The present work addresses validity in a general context, and more
specifically in the context of major language proficiency tests. Language
ability is also assessed for less commonly taught languages classes at
different levels, where no major tests and testing procedures are
available. It may be useful, perhaps in the second edition of this work,
to address the issue securing maximal possible validation with limited
resources. For example, how can a teacher of Tatar achieve maximum
validity of his/her final exam, or a test assessing if the students meet a
university foreign language requirement, in a situation where limited time
and resources prevent him/her from deploying all validation procedures?

All aforementioned minor problems notwithstanding, Prof. Weir's book
provides a very useful language testing resource to a broad community of
applied linguists. This study will be particularly beneficial for graduate
students of applied linguistics, the principal target group of the
series " Research and Practice in Applied Linguistics."

Let us hope that the following wishes of the author find a fertile ground
in the world of language testing: "It is hoped that this book will provide
some help in clarifying the areas of test validity that we need to address
and that it will encourage Examining Boards and all test developers to
embark on a validity research agenda tailored to the level of stakes of
the tests they are involved in" (Weir, 2005: 284).


Johnson, M. (2001).
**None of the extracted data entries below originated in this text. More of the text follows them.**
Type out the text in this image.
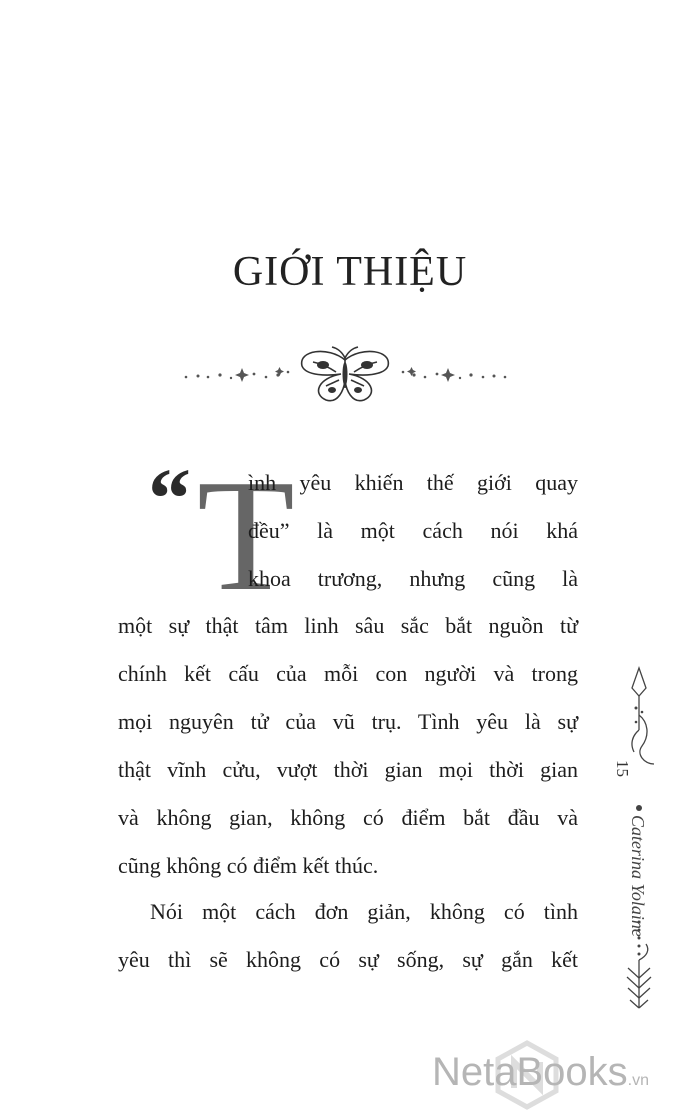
GIỚI THIỆU
“ T
ình yêu khiến thế giới quay
đều” là một cách nói khá
khoa trương, nhưng cũng là
một sự thật tâm linh sâu sắc bắt nguồn từ
chính kết cấu của mỗi con người và trong
mọi nguyên tử của vũ trụ. Tình yêu là sự
thật vĩnh cửu, vượt thời gian mọi thời gian
và không gian, không có điểm bắt đầu và
cũng không có điểm kết thúc.
Nói một cách đơn giản, không có tình
yêu thì sẽ không có sự sống, sự gắn kết
15
Caterina Yolaine
NetaBooks.vn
The Art of Non-Conversation. New Haven: Yale
University Press.

Weir, C. (2005). Language Testing and Validation: An Evidence-Based
Approach. London: Palgrave Macmillan.


The author would like to extend his gratitude to Bryan Moore for
proofreading this review.


Danko Sipka ( holds a PhD and
Habilitation in Slavic Linguistics and a doctorate in Psychology. He is a
professor of Slavic languages at the Arizona State University Department
of Languages and Literatures. His numerous publications include the recent
volumes Serbo-Croatian-English Colloquial Dictionary (2000) and A
Dictionary of New Bosnian, Croatian, and Serbian Words (2002).